Selanjutnya peranan seorang pemimpin sebagaimana dikemukakan oleh M. Ngalim
Purwanto(2007),sebagai berikut :
1. Sebagai pelaksana (executive)
2. Sebagai perencana (planner)
3. Sebagai seorang ahli (expert)
4. Sebagai mewakili kelompok dalam tindakannya ke luar (external group representative)
5. Sebagai mengawasi hubungan antar anggota-anggota kelompok (controller of internal
relationship)
6. Bertindak sebagai pemberi gambaran/pujian atau hukuman (purveyor of rewards and
punishments)
7. Bertindak sebagai wasit dan penengah (arbitrator and mediator)
8. Merupakan bagian dari kelompok (exemplar)
9. Merupakan lambing dari pada kelompok (sybol of the group)
10. Pemegang tanggungjawab para anggota kelompoknya (surrogate for individual
responsibility)
11. Sebagai pencipta/ memiliki cita-cita (ideologist)
12. Bertindak sebagai seorang ayah (father figure)
13. Sebagai kambing hitam (scape goat)
Berdasarkan dari peranan pemimpin tersebut, jelaslah bahwa dalam suatu kepemimpinan
harus memiliki peranan-peranan yang dimaksud, di samping itu juga bahwa pemimpin
memiliki tugas yang embannya, sebagai mana menurut M. Ngalim Purwanto, sebagai berikut
19. :
1. Menyelami kebutuhan-kebutuhan kelompok dan keinginan kelompoknya.
2. Dari keinginan itu dapat dipetiknya kehendak-kehendak yang realistis dan yang benar-
benar dapat dicapai.
3. Meyakinkan kelompoknya mengenai apa-apa yang menjadi kehendak mereka, mana yang
realistis dan mana yang sebenarnya merupakan khayalan.
Tugas pemimpin tersebut akan berhasil dengan baik apabila setiap pemimpin memahami
akan tugas yang harus dilaksanakannya.

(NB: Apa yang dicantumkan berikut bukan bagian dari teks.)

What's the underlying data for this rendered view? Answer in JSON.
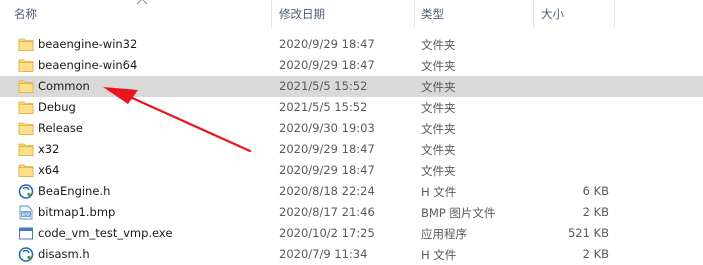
{
  "columns": {
    "name": "名称",
    "date": "修改日期",
    "type": "类型",
    "size": "大小"
  },
  "files": [
    {
      "name": "beaengine-win32",
      "date": "2020/9/29 18:47",
      "type": "文件夹",
      "size": "",
      "icon": "folder-icon"
    },
    {
      "name": "beaengine-win64",
      "date": "2020/9/29 18:47",
      "type": "文件夹",
      "size": "",
      "icon": "folder-icon"
    },
    {
      "name": "Common",
      "date": "2021/5/5 15:52",
      "type": "文件夹",
      "size": "",
      "icon": "folder-icon",
      "selected": true
    },
    {
      "name": "Debug",
      "date": "2021/5/5 15:52",
      "type": "文件夹",
      "size": "",
      "icon": "folder-icon"
    },
    {
      "name": "Release",
      "date": "2020/9/30 19:03",
      "type": "文件夹",
      "size": "",
      "icon": "folder-icon"
    },
    {
      "name": "x32",
      "date": "2020/9/29 18:47",
      "type": "文件夹",
      "size": "",
      "icon": "folder-icon"
    },
    {
      "name": "x64",
      "date": "2020/9/29 18:47",
      "type": "文件夹",
      "size": "",
      "icon": "folder-icon"
    },
    {
      "name": "BeaEngine.h",
      "date": "2020/8/18 22:24",
      "type": "H 文件",
      "size": "6 KB",
      "icon": "header-file-icon"
    },
    {
      "name": "bitmap1.bmp",
      "date": "2020/8/17 21:46",
      "type": "BMP 图片文件",
      "size": "2 KB",
      "icon": "bitmap-file-icon"
    },
    {
      "name": "code_vm_test_vmp.exe",
      "date": "2020/10/2 17:25",
      "type": "应用程序",
      "size": "521 KB",
      "icon": "exe-file-icon"
    },
    {
      "name": "disasm.h",
      "date": "2020/7/9 11:34",
      "type": "H 文件",
      "size": "2 KB",
      "icon": "header-file-icon"
    }
  ],
  "colors": {
    "folder": "#f8d775",
    "selection": "#d9d9d9",
    "annotation_arrow": "#e8141e",
    "header_text": "#4c607a"
  }
}
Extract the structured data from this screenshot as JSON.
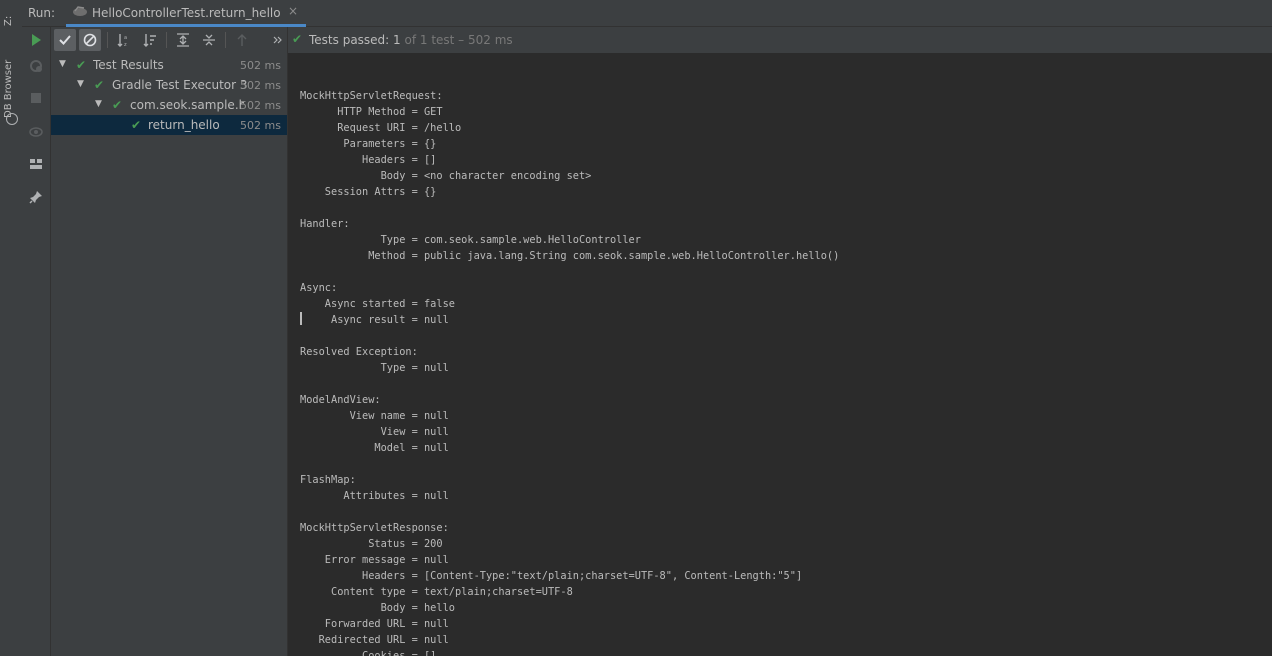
{
  "side_strip": {
    "top_label": "Z:",
    "db_browser": "DB Browser"
  },
  "run_header": {
    "label": "Run:",
    "tab_title": "HelloControllerTest.return_hello",
    "close": "×"
  },
  "status": {
    "main": "Tests passed: ",
    "count": "1",
    "rest": " of 1 test – 502 ms"
  },
  "tree": [
    {
      "label": "Test Results",
      "time": "502 ms"
    },
    {
      "label": "Gradle Test Executor 3",
      "time": "502 ms"
    },
    {
      "label": "com.seok.sample.hell",
      "time": "502 ms"
    },
    {
      "label": "return_hello",
      "time": "502 ms"
    }
  ],
  "console_lines": [
    "",
    "MockHttpServletRequest:",
    "      HTTP Method = GET",
    "      Request URI = /hello",
    "       Parameters = {}",
    "          Headers = []",
    "             Body = <no character encoding set>",
    "    Session Attrs = {}",
    "",
    "Handler:",
    "             Type = com.seok.sample.web.HelloController",
    "           Method = public java.lang.String com.seok.sample.web.HelloController.hello()",
    "",
    "Async:",
    "    Async started = false",
    "     Async result = null",
    "",
    "Resolved Exception:",
    "             Type = null",
    "",
    "ModelAndView:",
    "        View name = null",
    "             View = null",
    "            Model = null",
    "",
    "FlashMap:",
    "       Attributes = null",
    "",
    "MockHttpServletResponse:",
    "           Status = 200",
    "    Error message = null",
    "          Headers = [Content-Type:\"text/plain;charset=UTF-8\", Content-Length:\"5\"]",
    "     Content type = text/plain;charset=UTF-8",
    "             Body = hello",
    "    Forwarded URL = null",
    "   Redirected URL = null",
    "          Cookies = []"
  ],
  "colors": {
    "pass": "#499c54",
    "selection": "#0d293e",
    "tab_underline": "#4a88c7"
  }
}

Oleh sebab itu kepemimpinan akan tampak dalam
proses dimana seseorang mengarahkan, membimbing, mempengaruhi dan atau menguasai
pikiran-pikiran, perasaan-perasaan atau tingkah laku orang lain.
Untuk keberhasilan dalam pencapaian sutu tujuan diperlukan seorang pemimpin yang
profesional, dimana ia memahami akan tugas dan kewajibannya sebagai seorang pemimpin,
serta melaksanakan peranannya sebagai seorang pemimpin. Disamping itu pemimpin harus
menjalin hubungan kerjasama yang baik dengan bawahan, sehingga terciptanya suasana kerja
yang membuat bawahan merasa aman, tentram, dan memiliki suatu kebebasan dalam
mengembangkan gagasannya dalam rangka tercapai tujuan bersama yang telah ditetapkan.